The findings of enhanced behavioral nociceptive responses after, but not before, nerve injury in the Huang study are interesting in light of recent findings from a study of sleep fragmentation in a mouse model of muscle sensitization.25 The induction of muscle sensitization requires two injections of acidified saline into the muscle spaced 5 days apart. Sleep fragmentation by forced locomotion applied for 5 days after, but not before, the first injection lead to an exacerbation of muscle hypersensitivity and to increased sleep fragmentation both during the light and dark periods. In both of these studies,6,25 there was no control for the increased walking sleep deprived animals had to experience. Thus, the extent to which prolonged weight bearing or frequent and increased limb movements contributed to the exacerbation of nociception, glial cell activity, or muscle hypersensitivity is not known.

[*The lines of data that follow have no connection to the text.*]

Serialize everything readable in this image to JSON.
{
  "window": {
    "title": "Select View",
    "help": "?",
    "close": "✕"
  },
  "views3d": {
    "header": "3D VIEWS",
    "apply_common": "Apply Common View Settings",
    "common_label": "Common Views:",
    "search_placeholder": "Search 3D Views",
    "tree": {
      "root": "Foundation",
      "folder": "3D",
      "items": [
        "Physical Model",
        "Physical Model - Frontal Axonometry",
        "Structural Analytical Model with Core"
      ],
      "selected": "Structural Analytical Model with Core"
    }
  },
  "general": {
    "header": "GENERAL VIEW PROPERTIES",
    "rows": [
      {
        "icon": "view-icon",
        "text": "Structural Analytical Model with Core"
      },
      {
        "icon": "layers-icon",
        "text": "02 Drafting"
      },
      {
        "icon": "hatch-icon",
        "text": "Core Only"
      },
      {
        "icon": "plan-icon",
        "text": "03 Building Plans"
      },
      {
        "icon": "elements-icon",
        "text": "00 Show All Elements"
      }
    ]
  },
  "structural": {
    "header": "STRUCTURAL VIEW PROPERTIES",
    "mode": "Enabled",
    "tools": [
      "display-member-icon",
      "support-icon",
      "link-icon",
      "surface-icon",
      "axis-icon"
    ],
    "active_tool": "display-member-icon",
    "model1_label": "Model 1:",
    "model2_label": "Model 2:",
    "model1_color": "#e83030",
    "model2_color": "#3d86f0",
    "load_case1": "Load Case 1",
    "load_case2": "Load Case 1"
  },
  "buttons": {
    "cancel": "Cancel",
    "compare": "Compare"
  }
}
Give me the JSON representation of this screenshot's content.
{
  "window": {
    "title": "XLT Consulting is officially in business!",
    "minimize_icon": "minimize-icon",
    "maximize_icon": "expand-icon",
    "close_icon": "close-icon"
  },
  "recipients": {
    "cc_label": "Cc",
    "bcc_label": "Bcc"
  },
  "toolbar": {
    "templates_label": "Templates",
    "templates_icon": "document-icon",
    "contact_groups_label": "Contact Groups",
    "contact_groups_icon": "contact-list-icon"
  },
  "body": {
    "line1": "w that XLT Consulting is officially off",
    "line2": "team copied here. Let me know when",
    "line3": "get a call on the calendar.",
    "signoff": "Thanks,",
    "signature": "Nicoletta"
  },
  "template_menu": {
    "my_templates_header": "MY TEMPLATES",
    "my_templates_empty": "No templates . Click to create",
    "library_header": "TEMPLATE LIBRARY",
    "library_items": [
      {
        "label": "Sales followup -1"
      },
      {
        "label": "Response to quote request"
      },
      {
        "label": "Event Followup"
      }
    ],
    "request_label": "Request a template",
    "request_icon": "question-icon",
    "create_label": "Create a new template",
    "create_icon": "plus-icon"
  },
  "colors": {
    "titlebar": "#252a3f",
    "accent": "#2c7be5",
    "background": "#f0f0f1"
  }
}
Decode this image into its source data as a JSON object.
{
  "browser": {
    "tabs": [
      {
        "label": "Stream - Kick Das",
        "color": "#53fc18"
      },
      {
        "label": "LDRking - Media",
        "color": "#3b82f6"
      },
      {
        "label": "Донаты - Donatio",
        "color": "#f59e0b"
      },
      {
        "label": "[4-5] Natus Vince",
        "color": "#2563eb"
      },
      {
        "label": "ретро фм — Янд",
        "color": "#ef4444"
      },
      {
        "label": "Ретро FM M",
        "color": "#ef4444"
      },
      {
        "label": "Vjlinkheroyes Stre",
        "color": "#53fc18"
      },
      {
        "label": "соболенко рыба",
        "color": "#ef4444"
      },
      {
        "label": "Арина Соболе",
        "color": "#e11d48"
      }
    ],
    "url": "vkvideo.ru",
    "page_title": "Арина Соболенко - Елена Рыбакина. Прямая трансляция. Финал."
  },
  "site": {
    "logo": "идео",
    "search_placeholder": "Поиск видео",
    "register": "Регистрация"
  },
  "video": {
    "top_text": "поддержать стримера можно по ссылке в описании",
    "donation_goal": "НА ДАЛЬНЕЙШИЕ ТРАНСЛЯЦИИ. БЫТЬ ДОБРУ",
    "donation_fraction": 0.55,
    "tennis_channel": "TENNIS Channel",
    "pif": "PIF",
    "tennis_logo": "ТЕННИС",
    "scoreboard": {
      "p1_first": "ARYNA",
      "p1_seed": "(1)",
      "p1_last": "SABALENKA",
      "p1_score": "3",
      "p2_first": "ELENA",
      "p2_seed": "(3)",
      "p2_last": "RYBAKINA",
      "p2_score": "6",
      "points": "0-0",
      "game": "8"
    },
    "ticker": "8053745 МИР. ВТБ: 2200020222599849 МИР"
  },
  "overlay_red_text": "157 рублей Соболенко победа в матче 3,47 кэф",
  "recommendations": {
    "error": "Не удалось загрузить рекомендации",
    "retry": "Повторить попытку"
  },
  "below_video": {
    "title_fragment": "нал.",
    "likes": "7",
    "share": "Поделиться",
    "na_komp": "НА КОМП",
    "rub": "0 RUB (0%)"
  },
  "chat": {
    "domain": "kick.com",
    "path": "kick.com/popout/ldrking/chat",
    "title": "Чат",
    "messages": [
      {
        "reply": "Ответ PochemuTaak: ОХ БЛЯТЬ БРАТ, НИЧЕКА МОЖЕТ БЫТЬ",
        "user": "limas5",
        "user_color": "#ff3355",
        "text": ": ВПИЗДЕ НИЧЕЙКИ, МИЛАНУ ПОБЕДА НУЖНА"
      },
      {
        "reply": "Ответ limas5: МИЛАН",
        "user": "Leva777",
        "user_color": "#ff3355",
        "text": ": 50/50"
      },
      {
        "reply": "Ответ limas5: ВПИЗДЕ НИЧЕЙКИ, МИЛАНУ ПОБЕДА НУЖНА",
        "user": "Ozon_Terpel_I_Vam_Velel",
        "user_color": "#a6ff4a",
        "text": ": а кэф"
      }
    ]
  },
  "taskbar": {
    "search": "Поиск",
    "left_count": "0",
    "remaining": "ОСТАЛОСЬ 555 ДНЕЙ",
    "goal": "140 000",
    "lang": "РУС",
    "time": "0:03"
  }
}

There is a substantial and growing clinical and experimental literature on the interaction of pain and sleep.2,26 Recent longitudinal and prospective studies of pain and sleep in humans have revealed that sleep duration and disturbed sleep more reliably predict future pain than pain predicts disturbed sleep.27 Most studies of sleep in preclinical pain models show sleep fragmentation and reduced slow wave and REM sleep, but not total sleep deprivation.28,29 Sleep fragmentation or sleep restriction paradigms may better model disrupted sleep effects on nociception and inflammation,25,30 and use of the TSD paradigm ought to be reconsidered. In future studies, to enhance the relevance of findings from preclinical studies to chronic pain in humans, investigators ought to (a) conduct nociceptive testing in animals during the dark period of the diurnal cycle when rodents are awake, (b) include the study of females, and (c) monitor stress reactivity. Behavioral studies of nociceptive responses in rats show lower pain thresholds during NREM sleep compared to waking during the light period.31 Female sex and stress reactivity confer heightened susceptibility to develop persistent pain.29,30 Although there are challenges to the use of preclinical models, these models provide unique knowledge about neurobiological mechanisms that underlie sleep and pain interactions, and importantly, the identification of new therapies.
CITATION
Landis CA. Is melatonin the next “new” therapy to improve sleep and reduce pain? SLEEP 2014;37(9):1405-1406.
DISCLOSURE STATEMENT
Dr. Landis has received support through grants from the National Institute of Nursing Research, T32NR007106, NR012734, and Center for Research on Management of Sleep Disturbances, NR011400.